Dans mon village, les anciens parlaient d’une source. Enfant, je les entendais. Leurs voix pareilles au murmure du vent, au refrain d’une chanson dans laquelle ce mot revenait sans cesse. Plus grande, j’ai cessé de prêter attention à ce murmure et il a peu à peu disparu. Étudiante, je suis partie de mon village. Plus tard, je suis partie plus loin encore pour travailler.
Dans mon village, les anciens parlaient d’une source. Leurs mots me sont revenus plus tard, bien plus tard, et leurs murmures ne m’ont plus quittée. Alors, je suis partie à la recherche de cette source. Ils la disaient cachée. En haut de montagnes escarpées aux sentiers étroits. Ils la disaient oubliée et perdue. Loin dans les profondeurs d’une grotte. Ils la disaient lumineuse et belle. Telle la plus belle des perles, entourée d’une beauté somptueuse.
Dans mon village, les anciens parlaient d’une source. Alors je suis partie à sa recherche. J’ai parcouru le monde, les continents, les moindres recoins de chaque pays. J’ai trouvé de si belles sources qu’il me semblait chaque fois que c’était elle, celle dont parlaient les anciens. En haut des plus belles montagnes, entourées des plus belles fleurs, réserve d’une eau si douce et fraîche, lieu de belles rencontres. Alors, j’ai continué à chercher. Des années durant. Sources chaudes, propices à la détente après de longues heures de marche. Sources salées laissant sur les lèvres le goût des larmes. Sources sulfureuses dont l’odeur atroce pousse à fuir plus loin encore. Source offrant l’eau la plus pure. Sources pétrifiantes qui semblent avoir arrêté le temps et dont les victimes gisent dans une prison de calcaire. Des sources, je n’ai jamais cessé d’en trouver. Et pourtant, jamais je ne l’ai trouvée.

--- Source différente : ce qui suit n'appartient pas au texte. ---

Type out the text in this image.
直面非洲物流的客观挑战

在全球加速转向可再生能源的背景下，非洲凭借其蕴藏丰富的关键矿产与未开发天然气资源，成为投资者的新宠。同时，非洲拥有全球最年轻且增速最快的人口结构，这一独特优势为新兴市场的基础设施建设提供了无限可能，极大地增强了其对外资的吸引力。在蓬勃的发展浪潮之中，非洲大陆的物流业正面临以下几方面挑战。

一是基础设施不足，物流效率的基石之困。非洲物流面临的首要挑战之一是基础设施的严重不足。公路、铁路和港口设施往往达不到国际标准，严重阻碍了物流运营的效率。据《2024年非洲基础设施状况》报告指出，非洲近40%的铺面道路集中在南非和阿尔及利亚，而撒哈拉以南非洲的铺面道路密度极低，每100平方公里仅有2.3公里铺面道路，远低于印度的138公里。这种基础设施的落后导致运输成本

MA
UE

Dans mon village, les anciens parlaient d’une source. Pourtant, plus je la cherchais et moins elle me semblait exister. Alors un jour, je suis rentrée dans mon village. J’y ai déposé mes valises et j’y suis restée. Je suis devenue une ancienne, mais je n’ai pas parlé de la source.
Dans mon village, à l’écart, se trouvait une source. J’ai passé auprès d’elle de nombreuses heures, à observer sa surface se parer de mille couleurs au fil des saisons. À écouter le clapotis de l’eau et les herbes alentour frémir dans le vent chaud de l’été, à goûter les gouttes de pluie tombant les soirs d’automne, à voir sa surface se couvrir de glace l’hiver, à caresser les bourgeons des arbres se nourrissant de son eau au printemps pour grandir. Et puis un jour, j’ai senti dans mon cœur cette douceur et cette beauté dont parlaient les anciens. Une source infinie de douceur et de beauté. J’ai compris alors que cette source que j’avais tant cherchée, parcourant le monde et tous ses recoins, se trouvait là, depuis toujours. Si bien cachée dans mon cœur. Il m’avait fallu escalader les plus hautes montagnes, traverser les fleuves les plus déchaînés, me perdre dans les forêts les plus denses. Il m’avait fallu faire tant et tant de rencontres, verser tant et tant de larmes salées, aimer si fort. Il m’avait fallu m’asseoir et regarder les saisons défiler tant et tant de fois. Il m’avait fallu me pencher tant de fois sur la surface de l’eau et regarder dans ses profondeurs. Trouble les jours de pluie et limpide après l’orage. Alors, j’ai pu la trouver. La source dont parlaient les anciens.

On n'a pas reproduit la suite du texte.